China's gross domestic product accounts for around 18 per cent of global economic output and is equivalent to the European Union's. The APAC region represents more than one-third of the global economy and shows dynamic growth. This holds considerable opportunities for European companies. But without the right leaders, they remain untapped, as Julia Larsen-Disney, Director of Mercuri Urval China, and Ricky Foo, Partner & Director of Mercuri Urval Singapore, explained at an event in the company’s office in Vienna.
China with its 1.4 billion people has long since made the leap from being an extended workbench to a highly innovative economy. The country is a leader in many fields of technology, including important components for the energy transition such as batteries for electric cars or solar cells, and present itself as a target market in itself that cannot be avoided by many companies. The Covid-19 pandemic, on the other hand, has shown the dangers of interrupted supply chains. Companies are therefore well advised to rethink their China strategy against the background of an opportunity-risk analysis. With regard to skilled workers and managers, demographic change is also making itself felt in China. It is increasingly becoming a challenge to recruit and retain qualified employees. Salaries and additional benefits have to fit. Conversely, foreigners can be employed either on local contracts or expat contracts - or both. A strategic question is therefore: how should multinationals recruit from China's increasingly skilled talent pool while benefiting from global talent flows?

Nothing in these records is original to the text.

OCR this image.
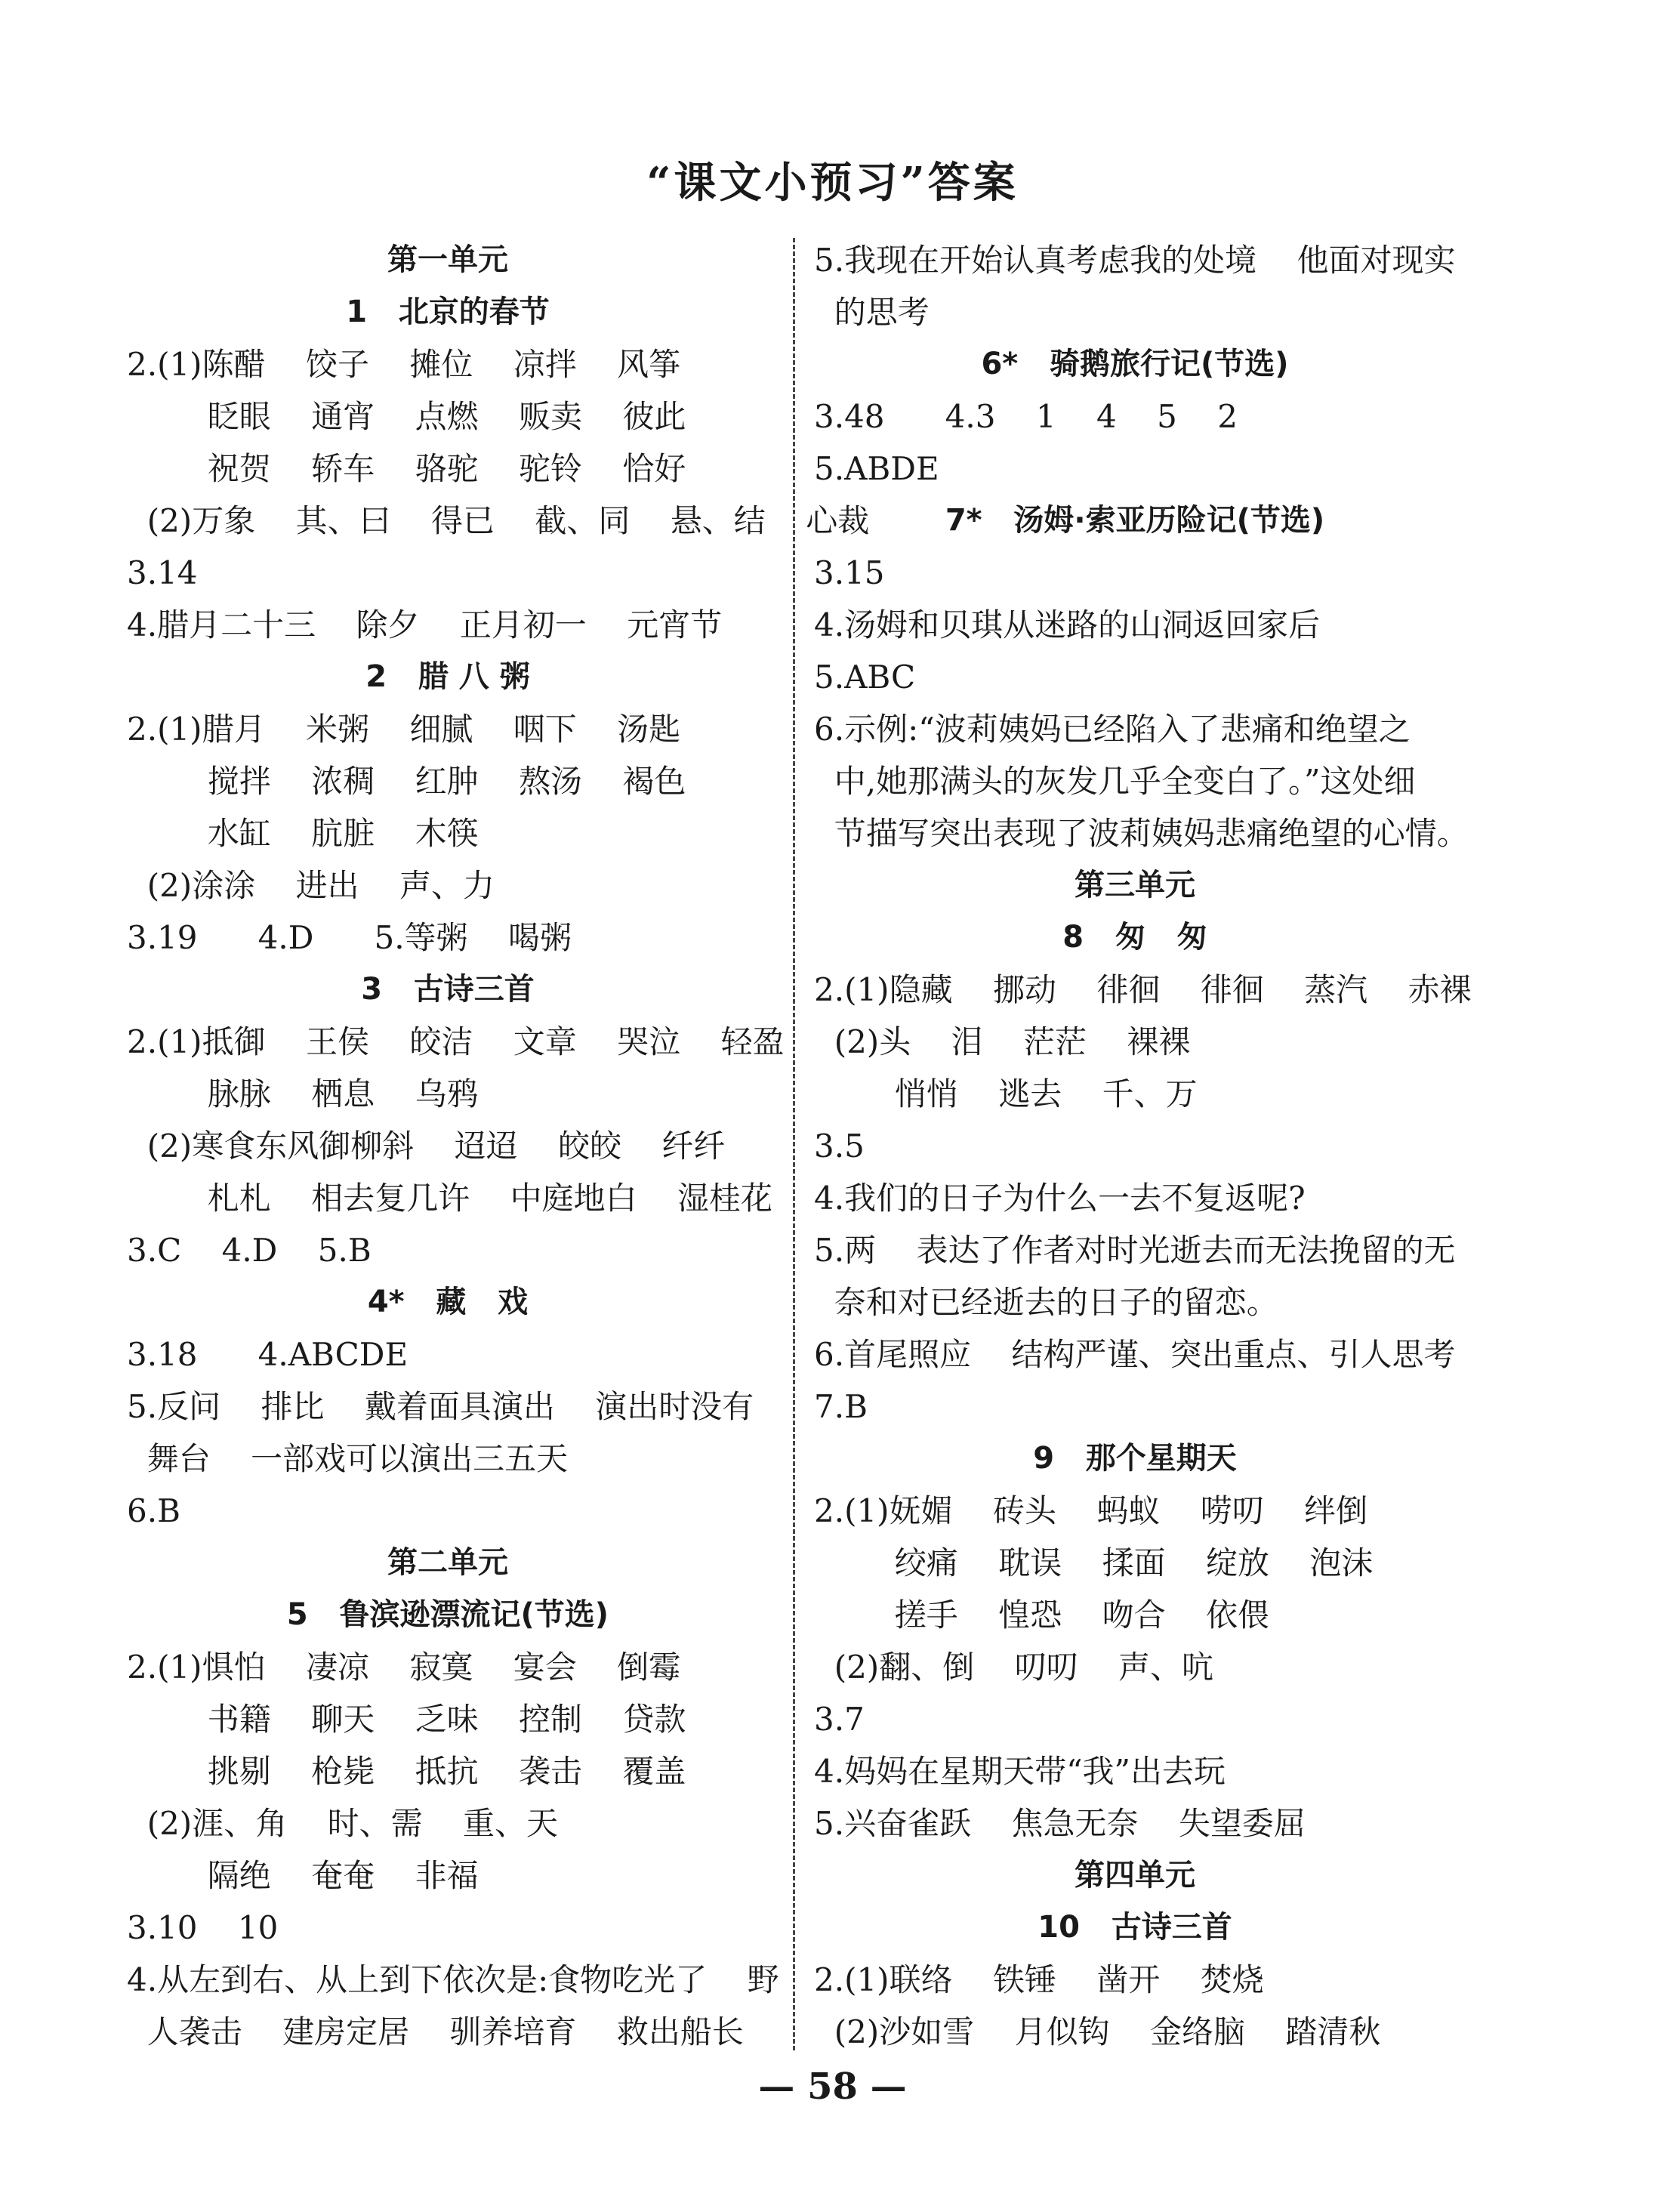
“课文小预习”答案
第一单元
1   北京的春节
2.(1)陈醋    饺子    摊位    凉拌    风筝
眨眼    通宵    点燃    贩卖    彼此
祝贺    轿车    骆驼    驼铃    恰好
(2)万象    其、曰    得已    截、同    悬、结    心裁
3.14
4.腊月二十三    除夕    正月初一    元宵节
2   腊 八 粥
2.(1)腊月    米粥    细腻    咽下    汤匙
搅拌    浓稠    红肿    熬汤    褐色
水缸    肮脏    木筷
(2)涂涂    进出    声、力
3.19      4.D      5.等粥    喝粥
3   古诗三首
2.(1)抵御    王侯    皎洁    文章    哭泣    轻盈
脉脉    栖息    乌鸦
(2)寒食东风御柳斜    迢迢    皎皎    纤纤
札札    相去复几许    中庭地白    湿桂花
3.C    4.D    5.B
4*   藏   戏
3.18      4.ABCDE
5.反问    排比    戴着面具演出    演出时没有
舞台    一部戏可以演出三五天
6.B
第二单元
5   鲁滨逊漂流记(节选)
2.(1)惧怕    凄凉    寂寞    宴会    倒霉
书籍    聊天    乏味    控制    贷款
挑剔    枪毙    抵抗    袭击    覆盖
(2)涯、角    时、需    重、天
隔绝    奄奄    非福
3.10    10
4.从左到右、从上到下依次是:食物吃光了    野
人袭击    建房定居    驯养培育    救出船长
5.我现在开始认真考虑我的处境    他面对现实
的思考
6*   骑鹅旅行记(节选)
3.48      4.3    1    4    5    2
5.ABDE
7*   汤姆·索亚历险记(节选)
3.15
4.汤姆和贝琪从迷路的山洞返回家后
5.ABC
6.示例:“波莉姨妈已经陷入了悲痛和绝望之
中,她那满头的灰发几乎全变白了。”这处细
节描写突出表现了波莉姨妈悲痛绝望的心情。
第三单元
8   匆   匆
2.(1)隐藏    挪动    徘徊    徘徊    蒸汽    赤裸
(2)头    泪    茫茫    裸裸
悄悄    逃去    千、万
3.5
4.我们的日子为什么一去不复返呢?
5.两    表达了作者对时光逝去而无法挽留的无
奈和对已经逝去的日子的留恋。
6.首尾照应    结构严谨、突出重点、引人思考
7.B
9   那个星期天
2.(1)妩媚    砖头    蚂蚁    唠叨    绊倒
绞痛    耽误    揉面    绽放    泡沫
搓手    惶恐    吻合    依偎
(2)翻、倒    叨叨    声、吭
3.7
4.妈妈在星期天带“我”出去玩
5.兴奋雀跃    焦急无奈    失望委屈
第四单元
10   古诗三首
2.(1)联络    铁锤    凿开    焚烧
(2)沙如雪    月似钩    金络脑    踏清秋
— 58 —
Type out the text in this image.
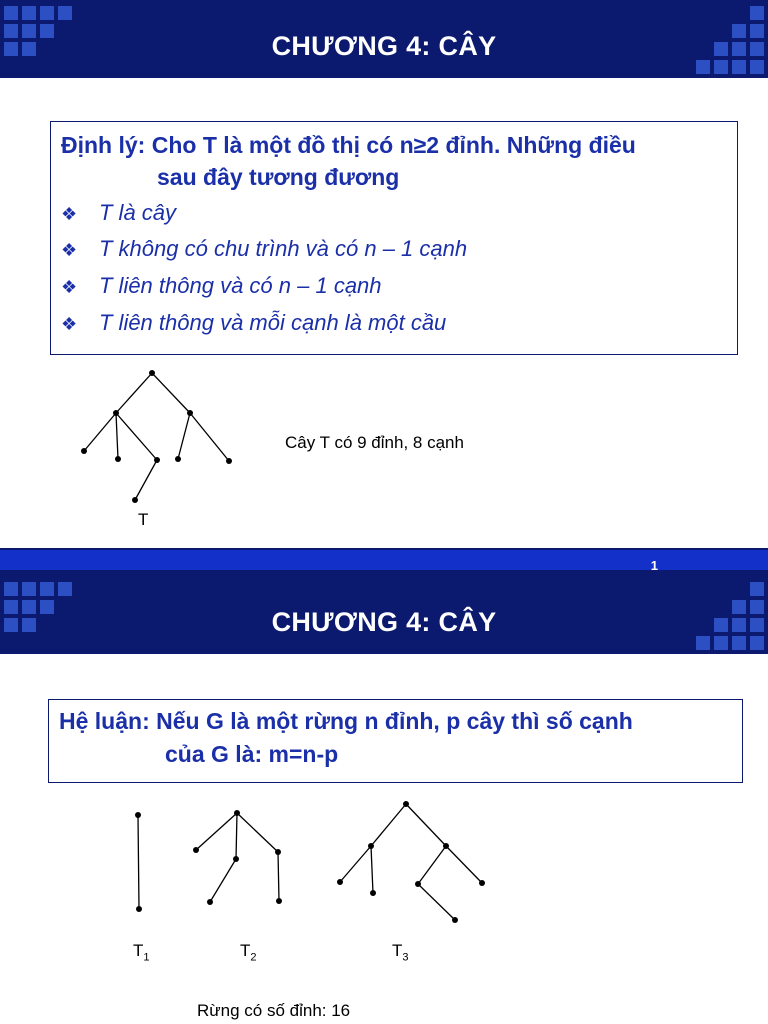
CHƯƠNG 4: CÂY
Định lý: Cho T là một đồ thị có n≥2 đỉnh. Những điều
sau đây tương đương
❖ T là cây
❖ T không có chu trình và có n – 1 cạnh
❖ T liên thông và có n – 1 cạnh
❖ T liên thông và mỗi cạnh là một cầu
T
Cây T có 9 đỉnh, 8 cạnh
1
CHƯƠNG 4: CÂY
Hệ luận: Nếu G là một rừng n đỉnh, p cây thì số cạnh
của G là: m=n-p
$T_1$	$T_2$	$T_3$
Rừng có số đỉnh: 16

Even without China, the APAC region has an impressive 2.3 billion inhabitants, 1.4 billion of whom live in India. However, anyone who thinks that a shortage of skilled labour is not an issue is mistaken. It is precisely the high growth dynamic that ensures that there are more jobs than relevant applicants. In addition, international companies are increasingly pursuing a China + 1 strategy in order to diversify the dependency of their Asian business or investments. Therefore, they are increasingly looking at countries such as India, Indonesia, Singapore, Vietnam, Thailand and Malaysia. But India as the fifth largest economy in the world is a very complex structure, which is illustrated by the number of no less than 23 official national languages, English and Hindi being the most important ones. One thing is safe to say: There are no shortcuts in hiring leaders. The focus on affordability and convenience may well be at the expense of sustainability and performance. Without sound advice it will be difficult to find the right leaders for one's own branches or subsidiaries in all the countries mentioned. But a thorough leadership assessment is the key to success!